Cancer is not a single disease. It is, rather, millions of variations of the same problem. Each tumor arises from the patient’s own cells, with unique mutations, different rhythms and their own strategies to escape the immune system. That’s why treating cancer has never been easy: what works for one person may not work for another. In a sense, each case is deeply individual.
And yet, in that same individuality lies one of the most powerful weapons we have: our own immune system. For years, one of the most revolutionary therapies in this field is the so-called CAR-T therapy. It consists of extract immune cells from the patient (T lymphocytes, the body’s “soldiers”), genetically modify them in the laboratory so that they recognize cancer and return them to the body to attack it.
The result has been spectacular in some blood cancers. But it also has a problem: it is complex, slow and extremely expensive. Weeks can pass between extraction, reprogramming and reinfusion. AND The cost can exceed 400,000 euroswhich leaves it out of reach for many patients.
Now, a new study led by scientists at the University of California, San Francisco, published in Nature, proposes an idea that until recently seemed like science fiction: reprogramming those cells directly within the body.
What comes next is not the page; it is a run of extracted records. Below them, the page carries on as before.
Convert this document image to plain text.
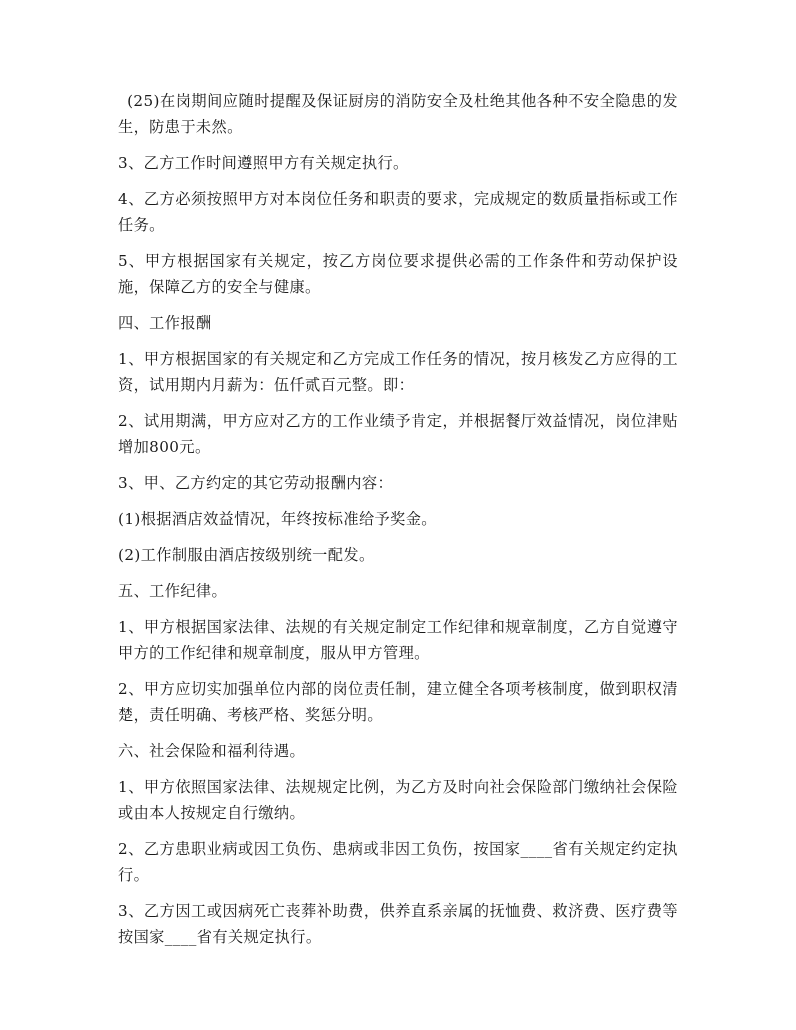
(25)在岗期间应随时提醒及保证厨房的消防安全及杜绝其他各种不安全隐患的发生，防患于未然。

3、乙方工作时间遵照甲方有关规定执行。

4、乙方必须按照甲方对本岗位任务和职责的要求，完成规定的数质量指标或工作任务。

5、甲方根据国家有关规定，按乙方岗位要求提供必需的工作条件和劳动保护设施，保障乙方的安全与健康。

四、工作报酬

1、甲方根据国家的有关规定和乙方完成工作任务的情况，按月核发乙方应得的工资，试用期内月薪为：伍仟贰百元整。即：

2、试用期满，甲方应对乙方的工作业绩予肯定，并根据餐厅效益情况，岗位津贴增加800元。

3、甲、乙方约定的其它劳动报酬内容：

(1)根据酒店效益情况，年终按标准给予奖金。

(2)工作制服由酒店按级别统一配发。

五、工作纪律。

1、甲方根据国家法律、法规的有关规定制定工作纪律和规章制度，乙方自觉遵守甲方的工作纪律和规章制度，服从甲方管理。

2、甲方应切实加强单位内部的岗位责任制，建立健全各项考核制度，做到职权清楚，责任明确、考核严格、奖惩分明。

六、社会保险和福利待遇。

1、甲方依照国家法律、法规规定比例，为乙方及时向社会保险部门缴纳社会保险或由本人按规定自行缴纳。

2、乙方患职业病或因工负伤、患病或非因工负伤，按国家____省有关规定约定执行。

3、乙方因工或因病死亡丧葬补助费，供养直系亲属的抚恤费、救济费、医疗费等按国家____省有关规定执行。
The advance It is based on the well-known CRISPR, the technique known as gene editing, often described as “molecular scissors.” capable of cutting and modifying DNA with great precision.
Instead of extracting the cells, the authors, led by Justin Eyquem, designed a system of two particles that travel through the bloodstream until they find the T lymphocytes. One of them acts as a guide: It is coated with antibodies that recognize a specific protein on these cells, ensuring that the treatment reaches the right place.
The second particle carries the genetic instructions necessary to convert these lymphocytes into cells capable of recognizing and attacking cancer. And here is one of the keys to the study: the new DNA is not inserted randomly, as occurs in previous methods, but at a very specific point in the genome, a kind of switch that is only activated in T cells.This allows for more precise, more controlled, and potentially safer modification. In the experiments, carried out in mice with “humanized” immune systems, the results were decisive.
A single injection was enough to eliminate all detectable traces of cancer in just two weeks in most cases of aggressive leukemia. The method also worked against multiple myeloma and, especially, against solid tumors, an area where traditional CAR-T therapy has had much more difficulty.
Furthermore, modified cells within the body itself They seemed to work even better than those created in the laboratory. Eyquem’s team believes that this is because, by not extracting or cultivating them outside the body, they better preserve their ability to multiply and remain active.
In some organs, these reprogrammed cells They represented up to 40% of the immune systemacting as a highly specialized attack force against the tumor. But beyond the biological results, the advance points to something perhaps even more important: accessibility.
Today, the CAR-T therapy requires highly specialized facilitiesweeks of waiting and previous chemotherapy treatments that not all patients can tolerate. In many cases, the cancer progresses while the cells are being made. If this new strategy can be translated to humans, it could eliminate much of that process. There would be no need to extract cells, send them to specialized factories, or wait weeks to receive them back. The treatment could become much more direct: an injection that activates the patient’s own immune system from within.
This would allow the therapy to be offered not only by large cancer centers, but also by smaller hospitals. In other words, could democratize one of the most advanced cancer treatments.
“I think this is just the beginning of a great wave of new therapies that will be truly transformative and save many lives”concludes Eyquem.